Where I see the concern is the slippery slope aspect of the conversation. The stated interval is 50 hours and we're looking at extending that 5 - 10 hours which works out to 10% - 20% over the recommendation right? I mean if you're good with 10% over, why not 20%? You could also continue you to play this game and say screw the maintenance schedule, it's been proven that new oils last for 2x - 3x times longer as they're being changed so why not only change it once a season (which BTW I've known several people over the years say is their practice and actually do it this way). In all honesty I think you'd probably be good here as well.
The example I suggested about doing something in the middle and changing the oil but not the filter is something I actually did this year on my jet ski.
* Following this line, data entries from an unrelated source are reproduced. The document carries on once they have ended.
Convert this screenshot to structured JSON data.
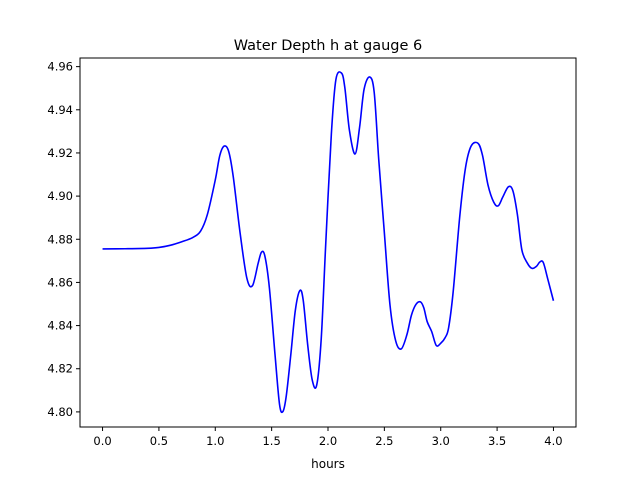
{
  "chart_data": {
    "type": "line",
    "title": "Water Depth h at gauge 6",
    "xlabel": "hours",
    "ylabel": "",
    "xlim": [
      -0.2,
      4.2
    ],
    "ylim": [
      4.793,
      4.964
    ],
    "xticks": [
      0.0,
      0.5,
      1.0,
      1.5,
      2.0,
      2.5,
      3.0,
      3.5,
      4.0
    ],
    "xtick_labels": [
      "0.0",
      "0.5",
      "1.0",
      "1.5",
      "2.0",
      "2.5",
      "3.0",
      "3.5",
      "4.0"
    ],
    "yticks": [
      4.8,
      4.82,
      4.84,
      4.86,
      4.88,
      4.9,
      4.92,
      4.94,
      4.96
    ],
    "ytick_labels": [
      "4.80",
      "4.82",
      "4.84",
      "4.86",
      "4.88",
      "4.90",
      "4.92",
      "4.94",
      "4.96"
    ],
    "grid": false,
    "legend": "none",
    "series": [
      {
        "color": "#0000ff",
        "x": [
          0.0,
          0.2,
          0.4,
          0.5,
          0.6,
          0.7,
          0.8,
          0.87,
          0.93,
          1.0,
          1.04,
          1.08,
          1.12,
          1.16,
          1.22,
          1.28,
          1.33,
          1.38,
          1.41,
          1.44,
          1.48,
          1.53,
          1.57,
          1.6,
          1.63,
          1.67,
          1.71,
          1.75,
          1.78,
          1.82,
          1.86,
          1.9,
          1.94,
          1.98,
          2.03,
          2.07,
          2.12,
          2.15,
          2.19,
          2.24,
          2.28,
          2.32,
          2.37,
          2.41,
          2.45,
          2.5,
          2.55,
          2.6,
          2.65,
          2.7,
          2.74,
          2.78,
          2.82,
          2.85,
          2.88,
          2.92,
          2.96,
          3.0,
          3.04,
          3.07,
          3.11,
          3.17,
          3.22,
          3.27,
          3.33,
          3.37,
          3.42,
          3.47,
          3.51,
          3.55,
          3.6,
          3.64,
          3.68,
          3.72,
          3.77,
          3.81,
          3.85,
          3.88,
          3.91,
          3.95,
          4.0
        ],
        "y": [
          4.8755,
          4.8756,
          4.8758,
          4.8762,
          4.8772,
          4.8788,
          4.8808,
          4.8838,
          4.8915,
          4.9075,
          4.9188,
          4.9232,
          4.9205,
          4.9088,
          4.883,
          4.862,
          4.8585,
          4.8688,
          4.874,
          4.8722,
          4.8575,
          4.8265,
          4.8035,
          4.8002,
          4.8075,
          4.8265,
          4.847,
          4.8562,
          4.8518,
          4.831,
          4.8148,
          4.8125,
          4.834,
          4.878,
          4.929,
          4.954,
          4.957,
          4.95,
          4.9305,
          4.9195,
          4.9318,
          4.9495,
          4.9552,
          4.948,
          4.917,
          4.883,
          4.8495,
          4.833,
          4.8292,
          4.8358,
          4.8448,
          4.8498,
          4.851,
          4.8482,
          4.8418,
          4.8372,
          4.8308,
          4.8318,
          4.8345,
          4.839,
          4.8555,
          4.8912,
          4.9132,
          4.9232,
          4.9245,
          4.919,
          4.905,
          4.8972,
          4.8955,
          4.8995,
          4.9043,
          4.9025,
          4.8915,
          4.875,
          4.8688,
          4.8665,
          4.8675,
          4.8695,
          4.8692,
          4.8615,
          4.8515
        ]
      }
    ]
  }
}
We put 4 hours on it this season due to the incredibility crappy start to summer we had that effectively pushed the start of our summer back to July. On the Jet ski I couldn't see replacing a K&N filter that only had 4 hours of use. To be truthful I believe the oil was fine as well but for the 10 minutes and $10 it took me to swap it out, I did so pretty much on principle, not need.
If you don't want to swap yours out, I get it, don't. I wouldn't call you out for it or criticize your decision because in all honesty I can clearly see your point. Like wise I can see the other side of it too just from the OCD perspective. But in that context who would you rather buy a boat or car from?
In the end it's your boat to do with as you see fit.